The two ZIP codes include about 15,000 homes and roughly correspond to the area of the city served by a plant that treats surface water from the Enterprise Canal to distribute into Fresno’s drinking water system since about 2004. The plant was built to augment groundwater wells that were inadequate to meet the growing water demand of residential development growth in the area.
“Fresno’s water supply is clean, safe and reliable,” Rudd said Tuesday. “The city’s groundwater and surface water supply meets all federal and state drinking water standards and is safe to drink.”
As The Bee reported Tuesday, the concerns appear to be related to corrosion of galvanized pipe or fixtures containing lead within homes in the area receiving the treated surface water, or a blend of surface water and pumped groundwater. Since January, about 320 homes have reported discoloration in their water. Of that, 220 homes have had their water tested by the city. In 39 of those homes, water from 69 faucets has tested positive for lead contamination greater than 15 parts per billion, the federal level at which corrective action is required.
Perea, in his news conference in front of Laurel Hager’s home, had no quarrel with the city’s assertions that “the water coming from the (surface water treatment) plant is safe, but there is definitely an issue once that water crosses that meter and hits people’s homes.” Hager showed reporters rust-tinged water flowing from several faucets in her home, which is among those with lead contamination.
“The issue we have before us today is one that is growing, and one that we do not have all of the answers to,” Perea said, “but it certainly requires a lot more action than what is occurring today.” Perea called for the city to “immediately notify all 15,000 homes and all 13 schools in the service area of a potential issue that may be occurring in their water supply, and provide every resident with an opportunity to have their water tested.”
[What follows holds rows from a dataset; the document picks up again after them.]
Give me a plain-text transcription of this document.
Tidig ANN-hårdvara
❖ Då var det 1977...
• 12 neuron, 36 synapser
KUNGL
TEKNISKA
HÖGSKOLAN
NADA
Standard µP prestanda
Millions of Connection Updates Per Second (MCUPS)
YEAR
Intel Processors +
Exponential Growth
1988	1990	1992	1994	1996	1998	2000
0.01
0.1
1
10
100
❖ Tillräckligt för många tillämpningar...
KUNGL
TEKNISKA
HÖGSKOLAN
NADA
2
Those two steps, however, are already in the works.
Water has also been tested at six elementary schools located nearest the surface water plant at Chestnut and Behymer avenues. Five faucets were tested at each school, typically those receiving the heaviest use such as cafeterias and drinking fountains. Out of 30 fixtures, four faucets at three schools tested positive for lead, but at levels below the federal action level of contamination.
Perea said the city should quickly move to test the other schools, including middle and high school campuses, in northeast Fresno. “There’s not a lot of activity, so we have the perfect time to make sure that all schools are tested and safe,” he said.
The city is already planning to coordinate with the Clovis Unified School District, which operates the schools in the area, for testing the other schools, Rudd and Esqueda said. But they and Kassy Chauhan, a senior engineer with the drinking water division of the State Water Resources Control Board, said the school water needs to be tested under normal conditions, which means waiting until school resumes to test the water.
Rudd and Chauhan reiterated that because of the inconsistent nature of the complaints by residents – discoloration in some homes from only one seldom-used faucet, in other homes from multiple faucets, or lead detected in one faucet but not another within a home, and no discoloration or lead issues at all in other homes – the city is moving deliberately in its investigation rather than rushing to make changes to the water supply.
“We are working to make adjustments to the ground water and the surface water chemistry in order to accommodate more than 14,000 homes,” Rudd said. “We’re dealing with a very small universe, and trying to adjust the chemistry to correct a problem in 300-plus homes could also result in making the problem worse for other residents in northeast Fresno.”
“It’s not as simple as just flipping a switch and making a correction,” Rudd added.